Stopping excessive use of force. Mr. Floyd died after an officer crushed his neck for nearly nine minutes. The footage of this act has devastated the world in its brutality. Excessive techniques like these have gone unchecked for years. Sponsored by Rep. Hakeem Jeffries (D-NY), the Eric Garner Excessive Use of Force Prevention Act (H.R. 4408), legislation named in honor of a New York man who was killed after being subject to similar excessive force, would enact a federal ban on the use of chokeholds or any pressure to the neck by law enforcement officers.

Reversing the militarization of police forces. The images of federal soldiers patrolling our nation’s capital sent a chill up the spine and bore more than a whiff of fascism. But the truth is that for decades local police forces have been given military vehicles, weaponry, tactical gear, and other equipment that have transformed countless police forces into outfits that resemble a platoon at war. These displays terrify Americans and lead to abuses. The Stop Militarizing Law Enforcement Act (H.R 1714) would prevent the transfer of certain military equipment from the Department of Defense to local law enforcement.

Enacting a federal anti-lynching ban. That Congress still has not passed into law a federal ban on lynching 65 years after the murder of Emmett Till in Mississippi shows just how far we have yet to go. This year, the House passed H.R. 35, the Emmett Till Antilynching Act by an overwhelming 410-to-4 margin, demonstrating the chamber’s drive to enact reform. The bill is still being held up in McConnell’s Republican controlled Senate. Rep. Pascrell continues to highlight the importance of the legislation to shame the Senate and ratify this bill now.

These represent just a few of the watershed pieces of legislation Rep. Pascrell is strongly supporting for passage in Congress this year.

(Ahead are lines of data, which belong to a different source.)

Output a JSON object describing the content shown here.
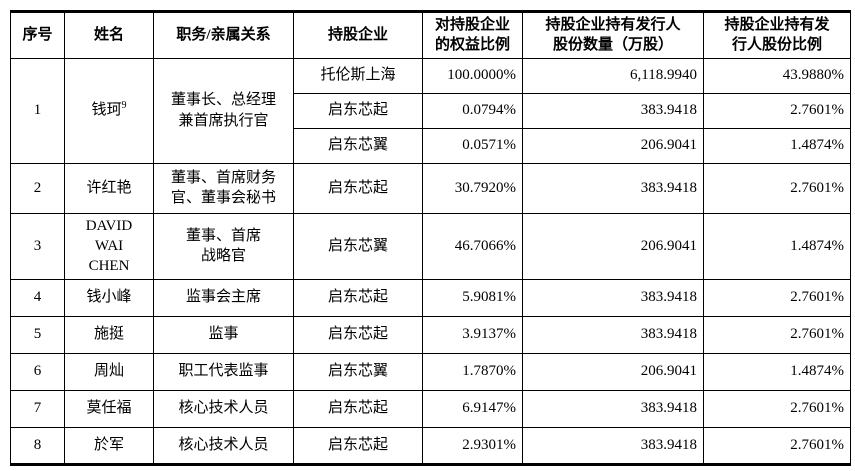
{
  "table": {
    "headers": {
      "serial": "序号",
      "name": "姓名",
      "position": "职务/亲属关系",
      "enterprise": "持股企业",
      "equity_ratio": "对持股企业\n的权益比例",
      "share_count": "持股企业持有发行人\n股份数量（万股）",
      "share_ratio": "持股企业持有发\n行人股份比例"
    },
    "rows": [
      {
        "no": "1",
        "name": "钱珂",
        "name_sup": "9",
        "position": "董事长、总经理\n兼首席执行官",
        "holdings": [
          {
            "enterprise": "托伦斯上海",
            "equity": "100.0000%",
            "shares": "6,118.9940",
            "ratio": "43.9880%"
          },
          {
            "enterprise": "启东芯起",
            "equity": "0.0794%",
            "shares": "383.9418",
            "ratio": "2.7601%"
          },
          {
            "enterprise": "启东芯翼",
            "equity": "0.0571%",
            "shares": "206.9041",
            "ratio": "1.4874%"
          }
        ]
      },
      {
        "no": "2",
        "name": "许红艳",
        "position": "董事、首席财务\n官、董事会秘书",
        "holdings": [
          {
            "enterprise": "启东芯起",
            "equity": "30.7920%",
            "shares": "383.9418",
            "ratio": "2.7601%"
          }
        ]
      },
      {
        "no": "3",
        "name": "DAVID\nWAI\nCHEN",
        "position": "董事、首席\n战略官",
        "holdings": [
          {
            "enterprise": "启东芯翼",
            "equity": "46.7066%",
            "shares": "206.9041",
            "ratio": "1.4874%"
          }
        ]
      },
      {
        "no": "4",
        "name": "钱小峰",
        "position": "监事会主席",
        "holdings": [
          {
            "enterprise": "启东芯起",
            "equity": "5.9081%",
            "shares": "383.9418",
            "ratio": "2.7601%"
          }
        ]
      },
      {
        "no": "5",
        "name": "施挺",
        "position": "监事",
        "holdings": [
          {
            "enterprise": "启东芯起",
            "equity": "3.9137%",
            "shares": "383.9418",
            "ratio": "2.7601%"
          }
        ]
      },
      {
        "no": "6",
        "name": "周灿",
        "position": "职工代表监事",
        "holdings": [
          {
            "enterprise": "启东芯翼",
            "equity": "1.7870%",
            "shares": "206.9041",
            "ratio": "1.4874%"
          }
        ]
      },
      {
        "no": "7",
        "name": "莫任福",
        "position": "核心技术人员",
        "holdings": [
          {
            "enterprise": "启东芯起",
            "equity": "6.9147%",
            "shares": "383.9418",
            "ratio": "2.7601%"
          }
        ]
      },
      {
        "no": "8",
        "name": "於军",
        "position": "核心技术人员",
        "holdings": [
          {
            "enterprise": "启东芯起",
            "equity": "2.9301%",
            "shares": "383.9418",
            "ratio": "2.7601%"
          }
        ]
      }
    ]
  }
}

There will be fierce resistance to many of these proposals. As the co-head of Congress’s bipartisan Law Enforcement Caucus, Rep. Pascrell is a stalwart supporter of public safety that prioritizes listening, community relationships, trust, and de-escalation. He has used his position to build bridges between law enforcement and the communities they serve. Rep. Pascrell led his colleagues to urge support for embracing change that will benefit all of us — especially Black Americans.

Comprehensive reforms are of momentous importance for North Jersey. In New Jersey’s Ninth Congressional District encompassing Bergen, Hudson, and Passaic counties, non-white Americans and black Americans make up more than 40 percent and approximately 10 percent of our total district population, respectively. Their lives bear the costs of nonaction more than any of our neighbors. The time for action is now.

For over 20 years, Rep. Pascrell has been blessed to serve with one of his personal heroes, Georgia Congressman and civil rights hero John Lewis. Congressman Lewis has taught Rep. Pascrell that growing as a people takes unceasing self-reflection, and that blossoming as a nation is a constant act of regeneration. And it also requires what he calls “good trouble.”

The enormous demonstrations we have seen and continue to see across America are the very essence of democracy. They have humbled and awed the entire world. They have shown that justice long denied can withstand the collective pressure of a nation standing together for change.

Until we grapple with the malevolent racism that likely killed Mr. Floyd openly, frankly, and productively, America will never be truly equal for all of our neighbors. Congress is working to lead the lead for this positive change.